Pattern Design Adjustments: none
Fitting Adjustments: Most alterations are shown with orange pattern paper. Construction notes: I sewed the skirt using the lining as underlining technique. I fused interfacing on the entire bodice. Changed the bodice lining construction by enclosing the armholes before following the pattern instructions.
App. Prep time: 5 hours for fitting adjustments, muslin, transferring adjustments, cutting fabric, lining, interfacing, and applying interfacing.
App. Sewing time: 5 hours
Real-life time: 3 Days
I'm made this while on spring break and was able to dedicate some serious daytime sewing to get it done in less than 2 weeks.
Goes with: Green duster from New Look 6518
Miss Alaney:
Hahaha! - see it? It's the attack of the pins! This time I sewed right over one with my zoom zoom (industrial straight-stitch). The machine didn't even slow down! I only noticed it because it sounded funny. So, add about 15 min. of real-life time while I tried to get it out without cutting the thread.

Also, my kids got these fun nerf-type pop guns and we were all playing while waiting to go to lunch at a really nice restaurant but one of the balls got lost.
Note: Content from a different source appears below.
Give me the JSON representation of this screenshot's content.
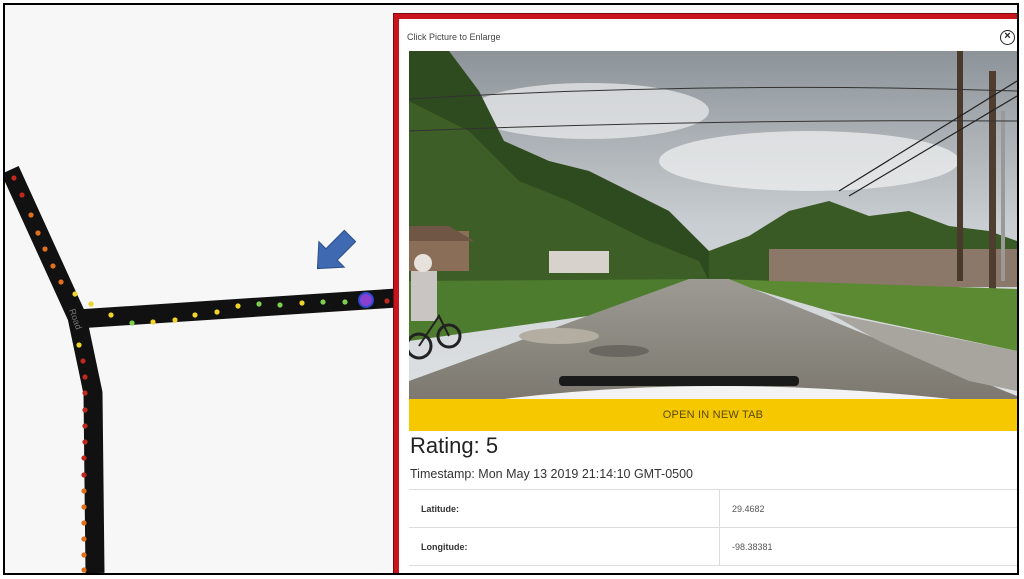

About four hours later when I changed into my "relaxing" clothes guess who found the missing ball? It was secretly hiding in my cleavage all afternoon. If you didn't notice on the pattern adjustments, I raised the depth of that V by about an inch. Apparently there was still enough room for a small ball to hop on in!!

Saturday, April 23, 2011

Purple



In an effort to increase my blog activity without losing hours of possible sewing time, I'm going to try and just give the facts.

Pattern: Vogue 8601
Fabric: Wool denim
Pattern Design Adjustments: None. I made the one-button version (view DE)
Fitting Adjustments: Alterations are shown where you see orange pattern paper.
Construction notes: Bagged the lining, added sleeve heads, used Steam-A-Seam at the back vent (instead of under stitching) to control the lining from rolling out.
App. Prep time: Didn't really track it this time. But I did make a muslin so maybe around 4 hours.
App. Sewing time: (totally guessing) 10 hours
Real-life time: Most of the jacket was complete after a Saturday sewing marathon. The finishing parts - closing up the lining, adding the button, attaching the shoulder pad, and then opening up the lining and doing it again (see Miss Alaney) were done in a couple of evenings over the next two weeks.
Goes with: Black, dark gray, purple (yes, purple) wool pants and black wool skirt. On top - well, it's all about the turtleneck for me and I've got black, dark gray, and purple of those too!
Miss Alaney: See the pin poking out of the sleeve head? Well, I didn't. Not until the jacket was complete - hence the need to open up the lining!



New notion that I think I love! It's chalk in pencil form. It goes on so easy with very little pressure and most of the color can be rubbed out. I picked up the last one at Janie's Sewing Corner a couple of weeks ago. I'll try and remember to update if it works any better/worse than my first impressions.